Christmas is generally a time of excess and tasty treats, giving many people a reason to indulge in food they try to avoid across the rest of the year. Unfortunately, this also means your dog has more access to foods they shouldn't eat.
While you might want to eat foods that aren't exactly healthy, some of your treats can actually be lethal to your dog and so you should ensure they don't have any access to them at all.
Here are five of the main foods dogs tend to get ill on over the Christmas period, making them treats you should keep out of the reach of your pooch.
Christmas cake or pudding
There are a few reasons why Christmas cake or pudding should not be fed to your dog, the first one being the fact that it is they tend to be full of raisins or sultanas. These are essentially grapes, which are poisonous to dogs.
If a dog were to eat Christmas pudding or cake, they would essentially end up eating more 'grapes' than if they were eating the fruit.
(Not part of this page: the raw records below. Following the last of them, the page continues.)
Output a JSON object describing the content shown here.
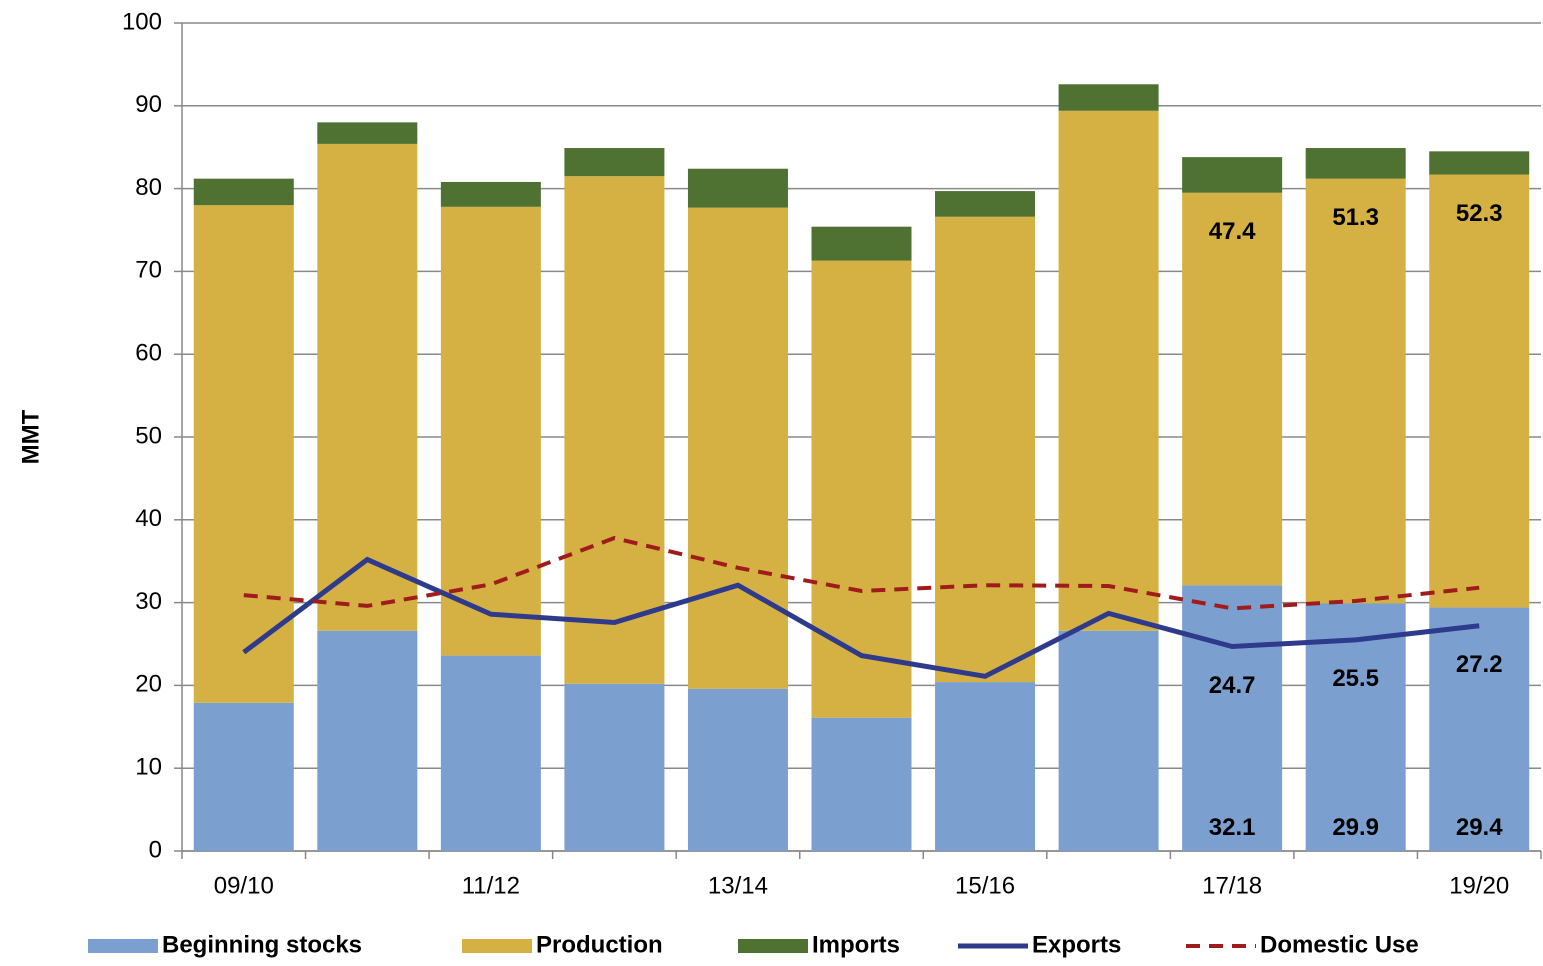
{
  "chart_data": {
    "type": "stacked_bar_line",
    "y_label": "MMT",
    "categories": [
      "09/10",
      null,
      "11/12",
      null,
      "13/14",
      null,
      "15/16",
      null,
      "17/18",
      null,
      "19/20"
    ],
    "ylim": [
      0,
      100
    ],
    "yticks": [
      0,
      10,
      20,
      30,
      40,
      50,
      60,
      70,
      80,
      90,
      100
    ],
    "grid": true,
    "series": [
      {
        "name": "Beginning stocks",
        "type": "bar",
        "color": "#7ba0d0",
        "values": [
          17.9,
          26.6,
          23.6,
          20.2,
          19.6,
          16.1,
          20.4,
          26.6,
          32.1,
          29.9,
          29.4
        ],
        "value_labels": [
          null,
          null,
          null,
          null,
          null,
          null,
          null,
          null,
          "32.1",
          "29.9",
          "29.4"
        ]
      },
      {
        "name": "Production",
        "type": "bar",
        "color": "#d4b142",
        "values": [
          60.1,
          58.8,
          54.2,
          61.3,
          58.1,
          55.2,
          56.2,
          62.8,
          47.4,
          51.3,
          52.3
        ],
        "value_labels": [
          null,
          null,
          null,
          null,
          null,
          null,
          null,
          null,
          "47.4",
          "51.3",
          "52.3"
        ]
      },
      {
        "name": "Imports",
        "type": "bar",
        "color": "#4f7132",
        "values": [
          3.2,
          2.6,
          3.0,
          3.4,
          4.7,
          4.1,
          3.1,
          3.2,
          4.3,
          3.7,
          2.8
        ]
      },
      {
        "name": "Exports",
        "type": "line",
        "color": "#2e3a8c",
        "dash": false,
        "values": [
          24.0,
          35.2,
          28.6,
          27.6,
          32.1,
          23.6,
          21.1,
          28.7,
          24.7,
          25.5,
          27.2
        ],
        "value_labels": [
          null,
          null,
          null,
          null,
          null,
          null,
          null,
          null,
          "24.7",
          "25.5",
          "27.2"
        ]
      },
      {
        "name": "Domestic Use",
        "type": "line",
        "color": "#a01c1c",
        "dash": true,
        "values": [
          30.9,
          29.6,
          32.2,
          37.8,
          34.2,
          31.4,
          32.1,
          32.0,
          29.3,
          30.2,
          31.8
        ]
      }
    ]
  }
}
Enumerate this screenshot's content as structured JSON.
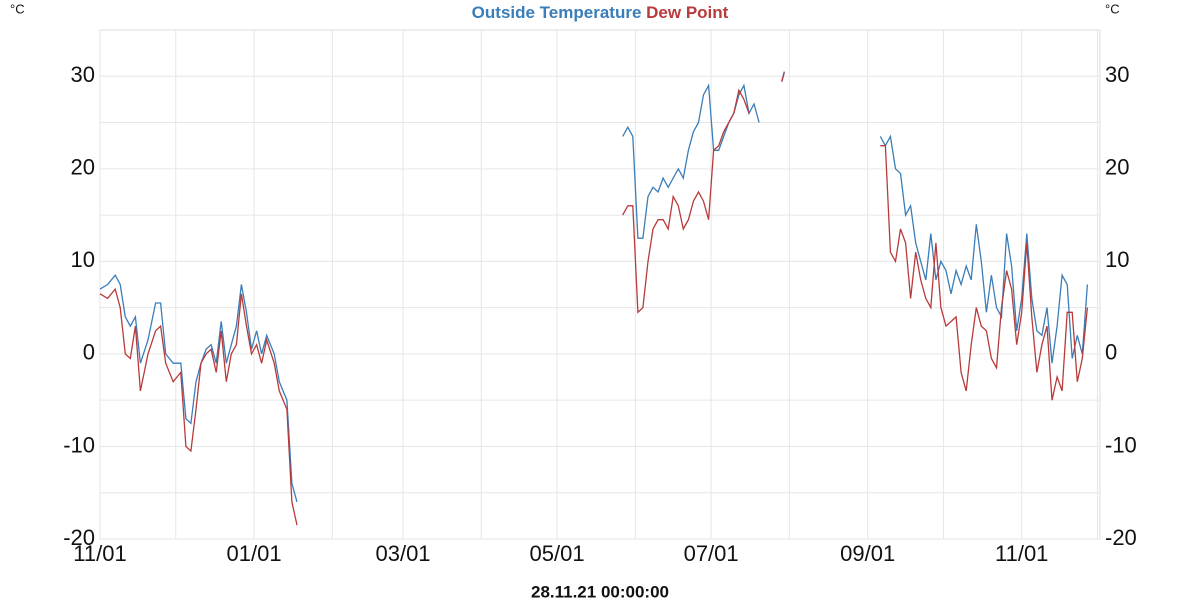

Cakes and puddings are also full of fat and sugar, which can upset their stomachs and lead to further illnesses down the line. They also tend to contain a lot of alcohol, which can leave your pet feeling worse for wear.
It is easy to forget that chocolate is poisonous for dogs, especially at this time of year when there is so much around. This is why you have to be extra careful to ensure your dog doesn't get hold of any chocolate treats this month.
It is quite common for people to have nuts around the house as a seasonal snack in the run up to Christmas and an unattended nut bowl is easy pickings for a dog. However, it takes only 12 hours for macadamia nuts to result in tremors, vomiting, weakness, depression and hyperthermia.
Once these symptoms start, they tend to last for between 12 and 48 hours. If your dog displays any of these, you should contact your vet as soon as possible.
With meat joints being a popular choice for Christmas food, it is often the case that you end up with bones to be gotten rid of. You might think it is a good idea to give these to your dog, however; once you have cooked bones, they splinter much easier. This can result in large pieces of bones getting stuck in your dog's throat or digestive system, causing obstructions.
As well as not giving the bones to your pet, you should ensure they are thrown away somewhere secure to stop your dog from being able to get to them later on and potentially make themselves ill.
Just as it is for humans, alcohol is intoxicating for dogs. This means you should avoid giving them any food that was cooked with alcohol and stop them getting to any unobserved glasses that contain a tasty tipple.
Alcohol can lead to dizziness, vomiting and other side effects in your pet. If you suspect your dog has managed to drink an alcoholic beverage or has consumed food that contains large amounts of alcohol, you should contact your vet.